In terms of how Benchling looked to overcome those challenges, he explained:
“We can’t help but see this scenario from the lens of a tech company, and these are the sort of challenges where we really thrive: improving collaboration, workflows, and information sharing. For us at Benchling, it was about the important role we could play, bringing better software to the science of RNA.
“As with any emerging science, it was also about the velocity and enthusiasm in RNA. So many of our customers are either adding more RNA therapeutics work into their pipeline or it's the sole-focus of their company. And while we’ve seen tremendous breakthroughs with mRNA for COVID-19, we all know the powerhouse potential of RNA — it’s extremely versatile and can be used across a variety of categories, from cancer treatments to rare diseases to something as immediately practical as the omicron booster. In other words, we didn’t want to miss the party.”
“With our new launch, we’re providing tools purpose-built to design natural and modified RNA sequences and to store small molecule entities. Scientists access their biological constructs and chemical entities from a single, connected registry that offers complete experimental context for efficient collaboration and richer insights. Working from one central source of truth, one collaboration and data platform, makes their work more seamless, accurate and efficient.”
Last June, the company launched technology focused on oligonucleotides, shorter strand RNA or DNA. “That was an important first step and gave our customers many of the tools to collaborate better across biology and chemistry and to work with designing and testing RNA and DNA oligonucleotides. But now with our recent launch, we are extending our capabilities to support longer length RNA such as mRNA in addition to revamping some of our design tooling across RNA oligos and sequences,” continued Mohanty.
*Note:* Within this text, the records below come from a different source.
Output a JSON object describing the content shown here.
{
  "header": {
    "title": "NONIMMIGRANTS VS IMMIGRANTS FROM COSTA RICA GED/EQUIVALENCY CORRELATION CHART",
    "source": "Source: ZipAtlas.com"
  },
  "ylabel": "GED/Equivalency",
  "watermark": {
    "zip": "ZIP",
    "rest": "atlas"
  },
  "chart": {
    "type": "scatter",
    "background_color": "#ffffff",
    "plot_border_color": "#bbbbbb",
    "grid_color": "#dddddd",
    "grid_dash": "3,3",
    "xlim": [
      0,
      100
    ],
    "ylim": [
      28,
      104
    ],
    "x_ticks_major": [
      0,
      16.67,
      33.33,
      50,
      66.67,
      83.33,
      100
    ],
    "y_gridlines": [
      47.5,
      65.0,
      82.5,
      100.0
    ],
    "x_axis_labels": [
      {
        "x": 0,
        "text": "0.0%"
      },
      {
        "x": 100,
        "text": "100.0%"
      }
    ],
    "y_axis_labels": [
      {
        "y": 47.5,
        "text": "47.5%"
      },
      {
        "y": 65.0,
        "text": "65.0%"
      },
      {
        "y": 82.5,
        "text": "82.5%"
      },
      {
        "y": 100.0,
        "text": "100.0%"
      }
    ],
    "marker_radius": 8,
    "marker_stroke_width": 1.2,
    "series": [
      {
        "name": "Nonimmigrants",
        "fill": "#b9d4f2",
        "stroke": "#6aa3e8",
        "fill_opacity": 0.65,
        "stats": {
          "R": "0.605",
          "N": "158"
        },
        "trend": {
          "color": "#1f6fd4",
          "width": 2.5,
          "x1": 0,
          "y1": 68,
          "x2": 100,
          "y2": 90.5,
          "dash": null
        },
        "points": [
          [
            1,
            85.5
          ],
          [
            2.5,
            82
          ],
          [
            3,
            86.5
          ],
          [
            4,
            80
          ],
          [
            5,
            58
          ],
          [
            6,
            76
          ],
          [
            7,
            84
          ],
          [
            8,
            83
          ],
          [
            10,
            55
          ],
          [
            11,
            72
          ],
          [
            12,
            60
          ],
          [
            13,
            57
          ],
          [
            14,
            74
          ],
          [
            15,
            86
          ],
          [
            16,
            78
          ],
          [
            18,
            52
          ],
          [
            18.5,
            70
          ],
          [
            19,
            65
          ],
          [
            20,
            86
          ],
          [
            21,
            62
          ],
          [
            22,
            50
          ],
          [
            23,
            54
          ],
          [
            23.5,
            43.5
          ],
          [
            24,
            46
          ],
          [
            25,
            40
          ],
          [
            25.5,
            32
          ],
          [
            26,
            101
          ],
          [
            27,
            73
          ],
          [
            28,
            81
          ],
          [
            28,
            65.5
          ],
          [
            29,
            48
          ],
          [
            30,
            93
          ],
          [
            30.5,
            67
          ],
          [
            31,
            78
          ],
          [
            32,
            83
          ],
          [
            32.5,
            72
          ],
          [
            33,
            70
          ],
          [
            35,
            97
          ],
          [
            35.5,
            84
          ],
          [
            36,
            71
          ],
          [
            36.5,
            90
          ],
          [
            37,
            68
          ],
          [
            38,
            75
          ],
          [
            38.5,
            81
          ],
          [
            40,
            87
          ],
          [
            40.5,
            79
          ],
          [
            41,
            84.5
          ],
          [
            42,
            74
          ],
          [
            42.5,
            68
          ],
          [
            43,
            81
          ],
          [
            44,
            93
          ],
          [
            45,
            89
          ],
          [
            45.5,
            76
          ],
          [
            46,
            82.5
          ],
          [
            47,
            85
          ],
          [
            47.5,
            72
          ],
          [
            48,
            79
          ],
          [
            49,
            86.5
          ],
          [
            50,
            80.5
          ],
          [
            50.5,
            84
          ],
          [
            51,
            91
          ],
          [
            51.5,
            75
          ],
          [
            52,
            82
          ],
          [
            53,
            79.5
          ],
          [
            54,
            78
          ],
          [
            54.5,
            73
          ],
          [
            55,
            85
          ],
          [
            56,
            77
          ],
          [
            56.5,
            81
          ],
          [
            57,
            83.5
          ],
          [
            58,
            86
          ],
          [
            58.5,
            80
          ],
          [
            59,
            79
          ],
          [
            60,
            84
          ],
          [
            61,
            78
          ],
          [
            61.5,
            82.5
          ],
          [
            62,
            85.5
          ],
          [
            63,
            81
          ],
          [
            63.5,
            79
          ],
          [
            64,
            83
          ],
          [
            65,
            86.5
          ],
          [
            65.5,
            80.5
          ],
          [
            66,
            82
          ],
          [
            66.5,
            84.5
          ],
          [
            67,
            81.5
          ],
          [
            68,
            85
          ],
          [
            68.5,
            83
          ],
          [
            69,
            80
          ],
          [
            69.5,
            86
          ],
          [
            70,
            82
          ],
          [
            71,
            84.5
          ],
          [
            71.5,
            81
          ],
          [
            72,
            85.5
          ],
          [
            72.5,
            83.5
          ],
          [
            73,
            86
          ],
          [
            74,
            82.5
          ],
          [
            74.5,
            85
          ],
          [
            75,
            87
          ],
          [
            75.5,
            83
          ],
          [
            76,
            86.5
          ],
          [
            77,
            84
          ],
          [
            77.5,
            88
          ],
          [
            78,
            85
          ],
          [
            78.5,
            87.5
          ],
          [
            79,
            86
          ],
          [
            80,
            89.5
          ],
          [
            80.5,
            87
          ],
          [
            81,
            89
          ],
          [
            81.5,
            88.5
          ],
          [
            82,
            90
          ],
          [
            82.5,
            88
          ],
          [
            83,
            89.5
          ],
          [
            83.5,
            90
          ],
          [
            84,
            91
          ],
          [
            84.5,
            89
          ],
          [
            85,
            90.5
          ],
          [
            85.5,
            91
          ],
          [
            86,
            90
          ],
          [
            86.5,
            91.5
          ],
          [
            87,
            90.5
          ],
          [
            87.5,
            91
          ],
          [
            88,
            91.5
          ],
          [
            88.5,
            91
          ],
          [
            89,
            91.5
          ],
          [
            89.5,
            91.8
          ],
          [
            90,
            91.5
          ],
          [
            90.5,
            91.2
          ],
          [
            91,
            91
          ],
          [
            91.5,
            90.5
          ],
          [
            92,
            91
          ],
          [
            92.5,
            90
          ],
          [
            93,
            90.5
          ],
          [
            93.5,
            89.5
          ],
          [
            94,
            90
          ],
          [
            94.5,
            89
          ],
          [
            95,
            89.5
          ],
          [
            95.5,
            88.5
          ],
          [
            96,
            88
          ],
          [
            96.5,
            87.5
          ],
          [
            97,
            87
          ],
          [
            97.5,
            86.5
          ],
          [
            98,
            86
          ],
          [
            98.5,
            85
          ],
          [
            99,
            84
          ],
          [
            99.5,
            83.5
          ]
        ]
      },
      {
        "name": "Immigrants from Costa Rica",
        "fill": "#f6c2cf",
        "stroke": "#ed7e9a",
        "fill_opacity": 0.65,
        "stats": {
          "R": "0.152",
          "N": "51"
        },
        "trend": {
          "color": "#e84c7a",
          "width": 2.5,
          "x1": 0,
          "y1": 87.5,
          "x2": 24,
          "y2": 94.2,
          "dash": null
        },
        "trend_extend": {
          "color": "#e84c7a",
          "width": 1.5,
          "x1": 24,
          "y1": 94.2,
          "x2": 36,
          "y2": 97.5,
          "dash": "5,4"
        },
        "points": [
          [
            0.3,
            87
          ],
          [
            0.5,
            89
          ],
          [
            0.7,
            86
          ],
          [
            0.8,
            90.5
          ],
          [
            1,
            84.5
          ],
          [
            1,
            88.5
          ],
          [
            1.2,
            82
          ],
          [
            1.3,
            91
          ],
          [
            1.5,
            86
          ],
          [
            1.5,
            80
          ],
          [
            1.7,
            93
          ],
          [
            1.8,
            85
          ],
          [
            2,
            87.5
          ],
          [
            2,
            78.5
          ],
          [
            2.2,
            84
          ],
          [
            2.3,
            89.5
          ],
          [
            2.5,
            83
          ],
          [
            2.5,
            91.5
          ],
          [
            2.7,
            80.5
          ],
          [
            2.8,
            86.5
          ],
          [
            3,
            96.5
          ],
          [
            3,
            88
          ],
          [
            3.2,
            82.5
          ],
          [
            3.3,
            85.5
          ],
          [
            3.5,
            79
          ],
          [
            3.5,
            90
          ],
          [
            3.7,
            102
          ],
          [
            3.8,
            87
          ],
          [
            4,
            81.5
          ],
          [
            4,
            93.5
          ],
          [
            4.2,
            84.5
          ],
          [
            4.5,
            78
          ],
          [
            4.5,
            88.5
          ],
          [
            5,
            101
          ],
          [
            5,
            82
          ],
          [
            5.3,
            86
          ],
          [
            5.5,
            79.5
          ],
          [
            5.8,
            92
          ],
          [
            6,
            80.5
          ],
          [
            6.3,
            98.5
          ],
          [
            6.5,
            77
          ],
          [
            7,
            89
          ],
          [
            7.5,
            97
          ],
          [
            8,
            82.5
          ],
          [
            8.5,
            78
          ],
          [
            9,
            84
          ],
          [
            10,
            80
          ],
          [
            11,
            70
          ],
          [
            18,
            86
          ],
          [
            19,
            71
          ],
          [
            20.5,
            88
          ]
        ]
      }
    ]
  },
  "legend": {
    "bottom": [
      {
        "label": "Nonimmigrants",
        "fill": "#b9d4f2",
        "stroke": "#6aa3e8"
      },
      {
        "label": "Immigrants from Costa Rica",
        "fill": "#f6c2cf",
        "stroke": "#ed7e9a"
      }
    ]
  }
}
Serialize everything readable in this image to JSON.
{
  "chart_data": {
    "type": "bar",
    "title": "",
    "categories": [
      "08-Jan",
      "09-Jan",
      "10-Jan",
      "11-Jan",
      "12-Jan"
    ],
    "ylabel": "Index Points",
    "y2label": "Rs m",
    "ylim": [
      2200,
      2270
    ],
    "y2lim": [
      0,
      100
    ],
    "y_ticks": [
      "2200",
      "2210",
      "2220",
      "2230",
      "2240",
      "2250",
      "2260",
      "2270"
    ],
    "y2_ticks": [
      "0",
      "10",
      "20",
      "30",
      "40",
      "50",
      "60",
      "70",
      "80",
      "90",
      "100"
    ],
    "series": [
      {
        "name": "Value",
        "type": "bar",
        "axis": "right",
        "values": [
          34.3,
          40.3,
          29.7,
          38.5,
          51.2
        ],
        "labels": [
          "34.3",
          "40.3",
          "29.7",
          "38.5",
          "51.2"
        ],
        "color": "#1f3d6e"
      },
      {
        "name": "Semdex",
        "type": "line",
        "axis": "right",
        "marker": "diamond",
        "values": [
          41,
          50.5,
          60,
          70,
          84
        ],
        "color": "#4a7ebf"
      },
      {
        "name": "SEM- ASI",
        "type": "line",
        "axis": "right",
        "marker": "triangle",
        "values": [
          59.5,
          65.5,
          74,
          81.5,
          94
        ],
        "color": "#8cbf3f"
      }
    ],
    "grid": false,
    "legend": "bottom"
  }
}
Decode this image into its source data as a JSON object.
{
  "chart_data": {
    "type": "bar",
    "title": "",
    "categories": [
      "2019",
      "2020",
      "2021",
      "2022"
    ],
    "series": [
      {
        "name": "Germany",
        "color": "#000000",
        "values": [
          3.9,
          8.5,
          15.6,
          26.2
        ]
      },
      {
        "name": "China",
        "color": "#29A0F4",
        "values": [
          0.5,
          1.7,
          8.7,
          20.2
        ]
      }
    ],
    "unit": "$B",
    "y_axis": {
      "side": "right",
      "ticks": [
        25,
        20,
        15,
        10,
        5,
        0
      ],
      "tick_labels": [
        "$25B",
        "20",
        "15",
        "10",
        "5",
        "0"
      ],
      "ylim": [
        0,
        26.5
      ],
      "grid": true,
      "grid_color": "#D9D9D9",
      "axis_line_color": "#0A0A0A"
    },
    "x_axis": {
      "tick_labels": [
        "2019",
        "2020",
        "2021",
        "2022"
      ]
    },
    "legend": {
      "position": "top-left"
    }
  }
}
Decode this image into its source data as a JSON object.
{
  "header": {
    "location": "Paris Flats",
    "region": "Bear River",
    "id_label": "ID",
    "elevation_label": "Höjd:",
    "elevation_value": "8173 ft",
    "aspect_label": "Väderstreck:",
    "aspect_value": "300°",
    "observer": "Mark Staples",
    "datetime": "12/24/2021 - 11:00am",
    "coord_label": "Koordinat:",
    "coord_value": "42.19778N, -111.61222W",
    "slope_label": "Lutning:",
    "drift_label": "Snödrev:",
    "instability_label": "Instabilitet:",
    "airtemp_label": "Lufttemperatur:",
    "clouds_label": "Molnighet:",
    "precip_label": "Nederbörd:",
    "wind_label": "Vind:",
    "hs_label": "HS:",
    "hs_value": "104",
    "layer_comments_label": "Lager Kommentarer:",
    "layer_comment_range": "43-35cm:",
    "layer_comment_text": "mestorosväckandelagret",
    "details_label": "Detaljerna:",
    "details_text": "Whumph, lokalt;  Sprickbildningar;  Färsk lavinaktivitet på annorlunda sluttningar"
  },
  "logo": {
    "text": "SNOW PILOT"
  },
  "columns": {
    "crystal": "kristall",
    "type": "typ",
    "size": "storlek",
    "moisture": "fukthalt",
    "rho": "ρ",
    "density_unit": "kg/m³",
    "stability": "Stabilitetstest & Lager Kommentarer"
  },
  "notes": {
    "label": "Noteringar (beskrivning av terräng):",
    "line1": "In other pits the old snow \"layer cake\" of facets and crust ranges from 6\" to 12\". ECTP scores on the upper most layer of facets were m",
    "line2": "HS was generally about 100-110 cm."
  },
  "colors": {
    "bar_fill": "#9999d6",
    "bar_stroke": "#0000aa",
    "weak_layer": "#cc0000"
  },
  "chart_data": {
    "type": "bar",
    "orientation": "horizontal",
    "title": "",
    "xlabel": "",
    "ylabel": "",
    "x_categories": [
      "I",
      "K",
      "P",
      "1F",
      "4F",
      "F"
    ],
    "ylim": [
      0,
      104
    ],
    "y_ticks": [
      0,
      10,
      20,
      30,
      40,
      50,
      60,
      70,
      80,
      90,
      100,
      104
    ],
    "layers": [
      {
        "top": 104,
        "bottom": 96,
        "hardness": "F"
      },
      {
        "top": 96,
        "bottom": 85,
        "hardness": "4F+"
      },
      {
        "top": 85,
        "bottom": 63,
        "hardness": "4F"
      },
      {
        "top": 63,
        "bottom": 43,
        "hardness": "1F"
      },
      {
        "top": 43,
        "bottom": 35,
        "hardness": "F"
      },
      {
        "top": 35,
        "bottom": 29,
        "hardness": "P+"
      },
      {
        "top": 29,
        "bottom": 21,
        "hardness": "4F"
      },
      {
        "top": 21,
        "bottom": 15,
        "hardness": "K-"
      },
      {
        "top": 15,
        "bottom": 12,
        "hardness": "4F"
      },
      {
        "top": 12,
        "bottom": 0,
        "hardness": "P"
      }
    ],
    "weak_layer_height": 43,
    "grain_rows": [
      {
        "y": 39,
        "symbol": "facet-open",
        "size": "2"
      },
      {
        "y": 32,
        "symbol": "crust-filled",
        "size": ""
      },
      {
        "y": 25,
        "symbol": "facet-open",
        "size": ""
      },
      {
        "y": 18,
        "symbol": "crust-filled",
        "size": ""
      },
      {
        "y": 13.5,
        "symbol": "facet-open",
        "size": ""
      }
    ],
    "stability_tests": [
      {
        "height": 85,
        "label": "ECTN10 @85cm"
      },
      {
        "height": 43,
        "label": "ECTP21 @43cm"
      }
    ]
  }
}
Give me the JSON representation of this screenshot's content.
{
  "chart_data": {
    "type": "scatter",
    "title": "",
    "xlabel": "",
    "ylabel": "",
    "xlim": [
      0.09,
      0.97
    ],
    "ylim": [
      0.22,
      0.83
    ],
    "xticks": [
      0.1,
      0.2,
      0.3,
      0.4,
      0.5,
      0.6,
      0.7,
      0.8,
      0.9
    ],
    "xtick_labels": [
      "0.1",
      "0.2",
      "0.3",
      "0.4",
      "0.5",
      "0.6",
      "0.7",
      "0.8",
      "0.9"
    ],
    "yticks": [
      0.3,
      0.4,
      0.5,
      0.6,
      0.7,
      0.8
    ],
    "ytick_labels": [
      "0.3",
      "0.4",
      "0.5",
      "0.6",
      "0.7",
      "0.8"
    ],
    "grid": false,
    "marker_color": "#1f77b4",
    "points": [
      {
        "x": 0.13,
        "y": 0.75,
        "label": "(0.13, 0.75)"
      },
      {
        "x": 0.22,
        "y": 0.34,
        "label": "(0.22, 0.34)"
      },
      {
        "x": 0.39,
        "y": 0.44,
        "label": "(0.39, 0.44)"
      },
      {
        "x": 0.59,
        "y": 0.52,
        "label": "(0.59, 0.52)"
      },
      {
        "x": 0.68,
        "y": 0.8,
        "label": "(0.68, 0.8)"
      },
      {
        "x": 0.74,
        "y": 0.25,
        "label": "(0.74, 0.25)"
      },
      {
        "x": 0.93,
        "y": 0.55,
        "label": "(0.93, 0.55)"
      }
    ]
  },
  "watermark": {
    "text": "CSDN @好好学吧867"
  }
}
There are 1,000+ known companies working across RNA therapeutics, gene therapy and gene editing today, he said, and specifically 200+ known companies working on mRNA.
“This includes emerging companies and the big players. We know that nearly half of the top 50 global biopharma companies are involved in RNA work through their own pipelines, M&A, or strategic alliances.
“The end-users for our RNA solutions at these companies are RNA biologists, CRISPR scientists, research scientists, analytical scientists, and chemists. RNA therapeutics include a diverse group of therapeutic molecules that range from mRNA vaccines, antisense oligos, RNA-based gene therapy, and guide RNA-based CRISPR complexes to several other innovative RNA molecules. And this is a field that’s just getting started, it’s the tip of the iceberg with RNA therapies.”
The new RNA capabilities are powered by Benchling molecular biology and registry applications: “They allow scientists to design, analyze, and register natural and chemically modified mRNA/RNA. Beyond this - because the Benchling R&D cloud has a scientifically aware data layer - scientists can now also use mRNA/RNA across their entire scientific workflow to capture data against RNA molecules and small molecule conjugates, improve traceability of RNA and related samples, and connect results with RNA structure. We also understand that our customers might have varying IT needs, so we provide our solution on a trusted, open platform that is extensible and can integrate with existing IT infrastructure, equipment, and instruments.”